Prof. Dr. Caspar: Problematisch wird es dort, wo die vermutete bzw. errechnete Intention stärkeres Gewicht bekommt als die tatsächliche. Solange sich dies nur auf unser Kaufverhalten bezieht, mag man es als kuriose oder schlimmstenfalls nervige Beeinflussung verbuchen. Wo es sich aber auf unser weiteres Sozialverhalten bezieht, auf die Wahrscheinlichkeit, etwa straffällig zu werden, wird es aus gesamtgesellschaftlicher Sicht gefährlich. Menschen verlieren ihre Freiheit und ihre Selbstbestimmung dann auf eine dramatische Weise.

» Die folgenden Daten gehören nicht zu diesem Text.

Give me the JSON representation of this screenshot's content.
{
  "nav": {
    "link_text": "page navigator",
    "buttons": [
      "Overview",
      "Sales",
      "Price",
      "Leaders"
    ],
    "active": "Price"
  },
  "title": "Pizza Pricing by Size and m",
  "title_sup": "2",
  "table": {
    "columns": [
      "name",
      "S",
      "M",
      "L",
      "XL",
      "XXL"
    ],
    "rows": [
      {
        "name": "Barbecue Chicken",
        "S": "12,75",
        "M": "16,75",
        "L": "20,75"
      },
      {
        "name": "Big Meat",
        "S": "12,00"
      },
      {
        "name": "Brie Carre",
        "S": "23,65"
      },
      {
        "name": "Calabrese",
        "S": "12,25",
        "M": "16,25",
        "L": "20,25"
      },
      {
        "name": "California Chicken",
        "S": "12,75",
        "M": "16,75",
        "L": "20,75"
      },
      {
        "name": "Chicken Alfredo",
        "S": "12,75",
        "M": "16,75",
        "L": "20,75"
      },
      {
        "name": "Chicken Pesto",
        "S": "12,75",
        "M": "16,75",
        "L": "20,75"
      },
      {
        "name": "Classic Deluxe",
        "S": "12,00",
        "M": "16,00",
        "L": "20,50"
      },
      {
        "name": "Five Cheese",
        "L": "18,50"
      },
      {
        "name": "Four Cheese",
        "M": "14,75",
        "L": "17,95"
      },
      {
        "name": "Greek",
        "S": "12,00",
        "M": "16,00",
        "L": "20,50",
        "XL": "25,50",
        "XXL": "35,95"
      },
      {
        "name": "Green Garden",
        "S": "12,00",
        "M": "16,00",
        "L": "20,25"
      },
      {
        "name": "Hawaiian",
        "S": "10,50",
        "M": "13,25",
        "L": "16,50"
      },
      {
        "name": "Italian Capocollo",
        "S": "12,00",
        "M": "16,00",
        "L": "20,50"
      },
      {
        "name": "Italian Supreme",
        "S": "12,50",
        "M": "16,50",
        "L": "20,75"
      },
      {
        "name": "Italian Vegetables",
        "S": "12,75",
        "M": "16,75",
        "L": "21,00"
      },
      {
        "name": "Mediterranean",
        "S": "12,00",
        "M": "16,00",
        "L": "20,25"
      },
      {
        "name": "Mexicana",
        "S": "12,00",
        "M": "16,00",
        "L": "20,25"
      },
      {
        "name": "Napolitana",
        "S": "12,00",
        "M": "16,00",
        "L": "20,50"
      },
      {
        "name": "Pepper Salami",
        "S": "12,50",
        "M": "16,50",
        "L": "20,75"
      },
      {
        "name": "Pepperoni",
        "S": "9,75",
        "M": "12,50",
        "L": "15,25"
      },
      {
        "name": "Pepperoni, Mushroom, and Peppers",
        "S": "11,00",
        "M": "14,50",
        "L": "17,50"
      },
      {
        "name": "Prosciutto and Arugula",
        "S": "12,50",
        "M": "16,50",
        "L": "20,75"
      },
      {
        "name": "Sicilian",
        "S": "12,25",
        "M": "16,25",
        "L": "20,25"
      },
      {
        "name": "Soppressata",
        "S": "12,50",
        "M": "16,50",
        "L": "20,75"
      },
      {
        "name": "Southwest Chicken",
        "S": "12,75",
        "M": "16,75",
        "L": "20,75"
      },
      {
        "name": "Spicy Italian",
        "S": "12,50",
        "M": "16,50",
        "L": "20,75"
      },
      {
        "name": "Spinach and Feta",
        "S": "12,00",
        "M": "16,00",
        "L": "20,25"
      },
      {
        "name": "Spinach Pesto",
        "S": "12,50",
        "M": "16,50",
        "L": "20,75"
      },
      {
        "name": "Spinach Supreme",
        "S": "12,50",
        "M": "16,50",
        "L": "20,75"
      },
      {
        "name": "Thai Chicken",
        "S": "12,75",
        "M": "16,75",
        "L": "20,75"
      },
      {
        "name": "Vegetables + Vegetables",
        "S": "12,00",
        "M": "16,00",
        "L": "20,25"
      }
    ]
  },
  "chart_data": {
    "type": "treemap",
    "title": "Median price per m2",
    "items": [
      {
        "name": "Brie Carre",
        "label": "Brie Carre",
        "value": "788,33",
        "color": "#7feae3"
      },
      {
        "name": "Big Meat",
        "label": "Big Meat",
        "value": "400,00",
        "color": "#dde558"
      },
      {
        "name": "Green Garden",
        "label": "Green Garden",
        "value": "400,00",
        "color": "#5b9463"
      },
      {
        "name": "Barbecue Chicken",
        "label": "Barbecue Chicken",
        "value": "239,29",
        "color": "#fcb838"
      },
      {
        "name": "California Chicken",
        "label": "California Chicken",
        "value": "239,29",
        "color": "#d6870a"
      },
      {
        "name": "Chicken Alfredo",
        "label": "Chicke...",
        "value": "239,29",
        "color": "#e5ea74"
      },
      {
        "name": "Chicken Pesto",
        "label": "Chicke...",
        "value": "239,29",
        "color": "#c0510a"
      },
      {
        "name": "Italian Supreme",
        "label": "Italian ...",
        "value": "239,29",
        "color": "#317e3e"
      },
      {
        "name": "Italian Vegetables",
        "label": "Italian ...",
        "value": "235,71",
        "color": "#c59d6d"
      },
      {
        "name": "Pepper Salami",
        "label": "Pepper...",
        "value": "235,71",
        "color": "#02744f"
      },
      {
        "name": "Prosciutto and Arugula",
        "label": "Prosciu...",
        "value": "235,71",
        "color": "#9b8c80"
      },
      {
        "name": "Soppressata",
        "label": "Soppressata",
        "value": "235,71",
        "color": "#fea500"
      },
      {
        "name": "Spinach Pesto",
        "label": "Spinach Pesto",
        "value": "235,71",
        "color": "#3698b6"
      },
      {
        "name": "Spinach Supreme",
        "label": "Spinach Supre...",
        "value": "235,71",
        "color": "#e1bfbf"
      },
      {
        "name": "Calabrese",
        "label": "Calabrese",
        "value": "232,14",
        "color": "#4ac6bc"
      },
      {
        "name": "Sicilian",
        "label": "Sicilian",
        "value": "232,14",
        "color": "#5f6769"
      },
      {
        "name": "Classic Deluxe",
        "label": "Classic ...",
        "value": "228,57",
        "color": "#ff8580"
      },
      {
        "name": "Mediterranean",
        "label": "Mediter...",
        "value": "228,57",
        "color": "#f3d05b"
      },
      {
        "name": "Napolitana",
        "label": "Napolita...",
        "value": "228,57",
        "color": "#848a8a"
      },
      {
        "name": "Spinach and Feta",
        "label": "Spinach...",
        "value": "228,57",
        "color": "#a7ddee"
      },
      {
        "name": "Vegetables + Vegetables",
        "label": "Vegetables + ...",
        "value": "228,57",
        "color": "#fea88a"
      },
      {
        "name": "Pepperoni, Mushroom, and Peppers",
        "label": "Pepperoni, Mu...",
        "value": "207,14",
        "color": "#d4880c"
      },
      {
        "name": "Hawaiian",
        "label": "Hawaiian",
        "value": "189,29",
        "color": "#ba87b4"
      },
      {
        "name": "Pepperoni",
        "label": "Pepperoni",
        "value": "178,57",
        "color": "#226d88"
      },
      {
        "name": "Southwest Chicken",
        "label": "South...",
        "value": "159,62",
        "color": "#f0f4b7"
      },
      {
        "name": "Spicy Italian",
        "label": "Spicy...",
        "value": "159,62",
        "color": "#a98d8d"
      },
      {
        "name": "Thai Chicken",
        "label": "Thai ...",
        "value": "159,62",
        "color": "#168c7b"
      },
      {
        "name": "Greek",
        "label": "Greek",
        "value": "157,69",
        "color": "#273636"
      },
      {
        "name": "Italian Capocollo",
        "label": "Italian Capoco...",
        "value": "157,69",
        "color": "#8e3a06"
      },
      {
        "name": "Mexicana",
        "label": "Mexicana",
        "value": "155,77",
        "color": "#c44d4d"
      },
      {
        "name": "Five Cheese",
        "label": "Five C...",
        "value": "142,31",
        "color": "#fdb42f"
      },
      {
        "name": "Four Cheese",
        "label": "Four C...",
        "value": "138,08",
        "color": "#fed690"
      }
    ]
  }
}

Ethische und soziologische Debatten und die Bereitschaft, den technischen Möglichkeiten nicht kritiklos zu folgen, sind hier dringend erforderlich.
Die Manipulation von politischen Wahlen durch Online-Plattformen und den Einsatz von Social Bots, Dark Ads und Fake News ist ein Angriff auf das plurale Modell der politischen Willensbildung. Hier lauern Gefahren für unser demokratisches Gemeinwesen, was leider hierzulande bislang viel zu wenig beachtet wird.
search-intent.de: Vielen Dank für dieses Interview.